Il existe un moment dans la vie d'une franchise où le film cesse d'être un objet cinématographique pour devenir un symptôme industriel. Scary Movie 5, sorti en avril 2013 (sept ans après le quatrième volet) est - même pour les plus convaincus - ce moment. Malcolm D. Lee, réalisateur de Undercover Brother, prend les rênes d'une franchise dont personne ne veut plus vraiment : Anna Faris est absente, Keenen Ivory Wayans l'est depuis longtemps, David Zucker signe le scénario sans diriger. Ce que le film propose à la place est une intrigue qui assemble Paranormal Activity, Black Swan, La Planète des singes : Les Origines, Inception, Mama et Zero Dark Thirty. Autant dire que ces films ne partagent aucun territoire esthétique, aucune filiation générique, aucune cohérence culturelle autre que le fait d'avoir existé dans le même multiplexe entre 2010 et 2013. Pour le spectateur non initié : Ashley Tisdale et Simon Rex jouent un couple qui adopte les enfants du frère défunt de Dan, apparemment possédés par un démon, pendant que Jody auditionne pour Le Lac des cygnes et que Dan fait des expériences sur des singes. Ce synopsis, dans son absurdité, demontre l'état d'esprit de ceux qui l'ont produit.
Exigence critique oblige, il faut commencer par ce que le film fait de sa cible principale (Paranormal Activity), la franchise de Oren Peli repose sur un dispositif de caméra de surveillance domestique comme outil de révélation progressive.
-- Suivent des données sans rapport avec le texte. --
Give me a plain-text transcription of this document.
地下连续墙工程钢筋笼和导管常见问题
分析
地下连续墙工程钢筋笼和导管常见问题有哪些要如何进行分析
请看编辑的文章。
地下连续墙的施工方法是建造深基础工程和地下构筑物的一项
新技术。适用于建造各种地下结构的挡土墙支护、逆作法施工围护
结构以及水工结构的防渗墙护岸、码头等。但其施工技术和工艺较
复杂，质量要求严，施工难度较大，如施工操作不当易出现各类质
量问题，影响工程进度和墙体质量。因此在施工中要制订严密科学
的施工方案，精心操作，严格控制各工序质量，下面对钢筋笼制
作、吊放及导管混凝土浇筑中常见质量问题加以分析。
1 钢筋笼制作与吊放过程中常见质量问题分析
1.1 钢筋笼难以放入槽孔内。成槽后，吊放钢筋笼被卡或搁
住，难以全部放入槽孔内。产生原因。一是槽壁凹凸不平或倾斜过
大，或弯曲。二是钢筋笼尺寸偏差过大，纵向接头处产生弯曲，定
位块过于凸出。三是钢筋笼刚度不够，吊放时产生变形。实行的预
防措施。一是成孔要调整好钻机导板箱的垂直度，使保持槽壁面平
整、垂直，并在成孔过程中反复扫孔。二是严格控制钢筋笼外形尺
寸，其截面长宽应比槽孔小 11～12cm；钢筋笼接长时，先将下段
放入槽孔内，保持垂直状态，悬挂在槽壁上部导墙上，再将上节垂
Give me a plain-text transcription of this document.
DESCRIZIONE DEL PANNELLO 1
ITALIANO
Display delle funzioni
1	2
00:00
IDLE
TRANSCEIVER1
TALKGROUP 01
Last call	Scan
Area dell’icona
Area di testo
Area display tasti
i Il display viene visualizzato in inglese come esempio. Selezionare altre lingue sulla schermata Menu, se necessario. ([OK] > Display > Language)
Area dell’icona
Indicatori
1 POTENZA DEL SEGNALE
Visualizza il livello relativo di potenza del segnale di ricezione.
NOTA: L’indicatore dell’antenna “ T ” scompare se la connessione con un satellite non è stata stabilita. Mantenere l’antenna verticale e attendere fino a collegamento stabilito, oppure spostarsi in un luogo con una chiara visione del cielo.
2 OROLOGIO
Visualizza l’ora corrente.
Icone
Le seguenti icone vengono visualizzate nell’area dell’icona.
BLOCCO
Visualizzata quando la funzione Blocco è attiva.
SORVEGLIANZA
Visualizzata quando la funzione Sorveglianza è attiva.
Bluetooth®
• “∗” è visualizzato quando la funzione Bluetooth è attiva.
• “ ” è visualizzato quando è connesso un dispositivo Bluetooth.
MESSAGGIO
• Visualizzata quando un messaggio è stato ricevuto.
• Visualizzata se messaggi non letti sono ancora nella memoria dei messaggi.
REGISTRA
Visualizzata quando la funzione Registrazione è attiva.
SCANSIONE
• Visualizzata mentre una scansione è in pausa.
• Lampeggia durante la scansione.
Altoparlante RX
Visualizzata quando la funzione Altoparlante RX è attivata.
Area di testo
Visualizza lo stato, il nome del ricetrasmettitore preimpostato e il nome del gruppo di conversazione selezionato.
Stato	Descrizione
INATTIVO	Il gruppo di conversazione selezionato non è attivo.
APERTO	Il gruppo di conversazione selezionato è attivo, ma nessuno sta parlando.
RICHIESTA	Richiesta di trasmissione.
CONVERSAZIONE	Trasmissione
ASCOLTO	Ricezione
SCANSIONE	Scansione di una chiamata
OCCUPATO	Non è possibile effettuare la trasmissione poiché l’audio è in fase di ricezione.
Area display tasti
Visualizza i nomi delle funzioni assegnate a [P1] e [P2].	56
Alors Scary Movie 5 installe les caméras, reproduit l'esthétique granuleuse du found footage et remplit immédiatement le cadre de gags convenus, de bruits et d'agitation. Cette incapacité à toucher la forme des modèles se confirme dans le traitement de Black Swan. Le film d'Aronofsky est une œuvre sur la dissolution du moi dans la performance. Travailler ce matériau satiriquement supposerait de s'emparer de cette instabilité, de l'amplifier jusqu'au point où la crise identitaire vire à l'absurde, où la dissolution du moi devient comédie de l'identité. Ce que fait Scary Movie 5, c'est placer Tisdale dans un contexte de danse classique et produire des gags de corps malhabiles. Du génie.
Puis surtout, le film n'a pas de ton. Chaque séquence habite un registre différent, et ces registres/références s'accumulent sans dialogue entre eux, sans qu'aucun effort de transition ne les lie. Dans les premiers volets de la franchise, même quand la méthode était défaillante, il existait une continuité esthétique minimale qui donnait au film un corps, une texture reconnaissable. Ici, le montage est celui d'une compilation de bandes-annonces : on passe d'un univers visuel à un autre sans raccord, sans logique autre que l'ordre dans lequel les séquences ont été tournées séparément. C'est le désordre de la débrouille, d'un film qui s'est construit en postproduction depuis des éléments qui ne se parlaient jamais en tournage.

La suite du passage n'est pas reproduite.